When you move along, move up or move down, it’d be funny to realize you are moving in a particular and similar direction. A milk maid in the English world is one who milks cows; a milk man sells milk while the cow which produces the milk refuses to be a milk cow. She prefers to be called a ‘milch cow’; and a milk sod refers to a man who in reality, has got no business with milk. You would also be quite surprised to find out that pot holes are not pots with holes in them, that quicksand is quite slow and that a slow worm actually moves quickly.
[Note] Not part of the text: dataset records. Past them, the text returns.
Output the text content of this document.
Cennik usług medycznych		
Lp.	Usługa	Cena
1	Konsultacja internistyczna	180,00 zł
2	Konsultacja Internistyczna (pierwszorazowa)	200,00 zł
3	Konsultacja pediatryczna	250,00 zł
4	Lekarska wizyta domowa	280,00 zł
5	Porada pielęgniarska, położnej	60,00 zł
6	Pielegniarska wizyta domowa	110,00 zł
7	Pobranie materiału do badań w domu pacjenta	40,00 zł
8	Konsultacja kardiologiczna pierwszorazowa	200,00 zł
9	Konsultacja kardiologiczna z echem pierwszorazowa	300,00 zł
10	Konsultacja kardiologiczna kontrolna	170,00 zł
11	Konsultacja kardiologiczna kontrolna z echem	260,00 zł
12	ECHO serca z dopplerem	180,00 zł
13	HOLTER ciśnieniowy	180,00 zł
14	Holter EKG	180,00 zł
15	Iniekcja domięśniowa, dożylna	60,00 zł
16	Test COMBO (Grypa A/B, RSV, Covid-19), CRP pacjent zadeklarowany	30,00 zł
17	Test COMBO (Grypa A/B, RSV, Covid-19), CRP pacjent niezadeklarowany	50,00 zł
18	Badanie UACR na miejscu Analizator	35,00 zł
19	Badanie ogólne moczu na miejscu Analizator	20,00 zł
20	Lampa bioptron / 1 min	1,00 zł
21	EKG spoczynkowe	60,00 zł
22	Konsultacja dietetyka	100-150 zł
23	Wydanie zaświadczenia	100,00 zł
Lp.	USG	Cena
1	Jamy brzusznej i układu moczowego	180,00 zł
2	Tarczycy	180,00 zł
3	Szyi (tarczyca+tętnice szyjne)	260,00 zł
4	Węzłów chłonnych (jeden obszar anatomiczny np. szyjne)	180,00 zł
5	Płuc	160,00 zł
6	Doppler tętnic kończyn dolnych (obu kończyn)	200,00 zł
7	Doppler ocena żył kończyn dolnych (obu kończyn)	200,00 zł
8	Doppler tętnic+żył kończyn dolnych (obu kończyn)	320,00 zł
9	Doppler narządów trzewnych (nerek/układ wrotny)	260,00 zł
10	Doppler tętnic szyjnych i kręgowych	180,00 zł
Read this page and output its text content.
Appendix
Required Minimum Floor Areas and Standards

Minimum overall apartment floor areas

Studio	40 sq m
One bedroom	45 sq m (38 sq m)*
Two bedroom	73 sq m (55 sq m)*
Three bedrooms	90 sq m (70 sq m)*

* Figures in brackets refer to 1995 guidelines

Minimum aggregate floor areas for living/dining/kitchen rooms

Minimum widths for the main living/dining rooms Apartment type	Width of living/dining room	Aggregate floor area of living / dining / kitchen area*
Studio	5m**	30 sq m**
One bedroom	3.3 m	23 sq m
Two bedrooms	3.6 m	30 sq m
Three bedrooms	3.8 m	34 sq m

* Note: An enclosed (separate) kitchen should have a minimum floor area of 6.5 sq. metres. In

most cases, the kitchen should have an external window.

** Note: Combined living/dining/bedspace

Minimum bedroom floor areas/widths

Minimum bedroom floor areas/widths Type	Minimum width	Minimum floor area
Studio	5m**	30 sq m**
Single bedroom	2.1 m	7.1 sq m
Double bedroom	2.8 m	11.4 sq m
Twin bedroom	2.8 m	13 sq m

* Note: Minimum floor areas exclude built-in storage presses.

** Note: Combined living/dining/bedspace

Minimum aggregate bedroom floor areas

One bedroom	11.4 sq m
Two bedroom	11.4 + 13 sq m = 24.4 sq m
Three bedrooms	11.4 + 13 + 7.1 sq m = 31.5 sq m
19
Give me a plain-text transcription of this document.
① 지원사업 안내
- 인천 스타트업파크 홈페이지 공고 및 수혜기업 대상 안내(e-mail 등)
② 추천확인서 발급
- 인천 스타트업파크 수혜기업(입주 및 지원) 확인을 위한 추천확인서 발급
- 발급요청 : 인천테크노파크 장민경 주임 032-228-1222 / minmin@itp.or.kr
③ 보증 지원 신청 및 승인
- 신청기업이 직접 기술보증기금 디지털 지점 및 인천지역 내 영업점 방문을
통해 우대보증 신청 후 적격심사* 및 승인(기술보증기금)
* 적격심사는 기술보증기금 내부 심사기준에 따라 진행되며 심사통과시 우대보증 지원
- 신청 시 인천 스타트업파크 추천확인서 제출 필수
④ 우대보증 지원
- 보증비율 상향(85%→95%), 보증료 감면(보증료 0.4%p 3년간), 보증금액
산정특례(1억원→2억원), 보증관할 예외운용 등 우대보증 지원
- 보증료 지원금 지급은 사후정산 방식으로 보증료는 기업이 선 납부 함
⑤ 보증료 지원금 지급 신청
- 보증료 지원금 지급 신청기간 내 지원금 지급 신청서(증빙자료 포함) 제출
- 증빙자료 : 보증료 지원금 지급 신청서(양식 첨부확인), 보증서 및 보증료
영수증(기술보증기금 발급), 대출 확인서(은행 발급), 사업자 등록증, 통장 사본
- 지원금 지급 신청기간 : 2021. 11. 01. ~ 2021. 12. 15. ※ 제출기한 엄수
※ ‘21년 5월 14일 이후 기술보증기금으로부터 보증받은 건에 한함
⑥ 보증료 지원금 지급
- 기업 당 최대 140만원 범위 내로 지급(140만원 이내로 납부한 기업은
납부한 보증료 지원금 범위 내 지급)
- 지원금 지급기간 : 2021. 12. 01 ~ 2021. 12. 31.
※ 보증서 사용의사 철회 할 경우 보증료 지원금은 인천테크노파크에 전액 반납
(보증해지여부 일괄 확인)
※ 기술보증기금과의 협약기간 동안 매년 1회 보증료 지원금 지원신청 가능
It’s not even a worm.

A truck is a lorry for moving GOODS and GOODS are moveable properties but having no truck with me won’t mean ‘that your truck is not with me’ and a pretty girl is referred to as a pretty little piece of goods.

What is sensible in the fact that ‘it rains cats and dogs’? ‘Misfortunes rain and pour’? People are given ‘a place in the sun’ which won’t imply sitting or being in the sun anyway? Or ‘that one kicks the bucket when one dies’? Where else do people build houses with ‘enough room to swing a cat’; house owners don’t just ‘let the cat out of the bag’ (you’d be surprised they don’t even own cats), they also ‘live cat and dog lives’? If a house burglar burgles houses, why won’t a cat burglar burgle cats at that? The English male is a ‘he’; hence a he-goat is a male goat, a he-man (not a male man though) is a strong man. Why the language refuses to derive he-dogs, he-sheep, he-lions et al is beyond comprehension.

Where was I taught that ‘pro’ is the opposite of ‘con’? What I was not taught, though, is why a con-man does not have the ‘pro-man’ version. Besides, shouldn’t persons who desire progress refrain from attending any congress?

Perhaps, the late novelist, John Steinbeck did know better. For in his own words, ‘when it comes right down to it, nothing has changed. The English sentence is just as difficult to write as it ever was’.

He could not have been any more right.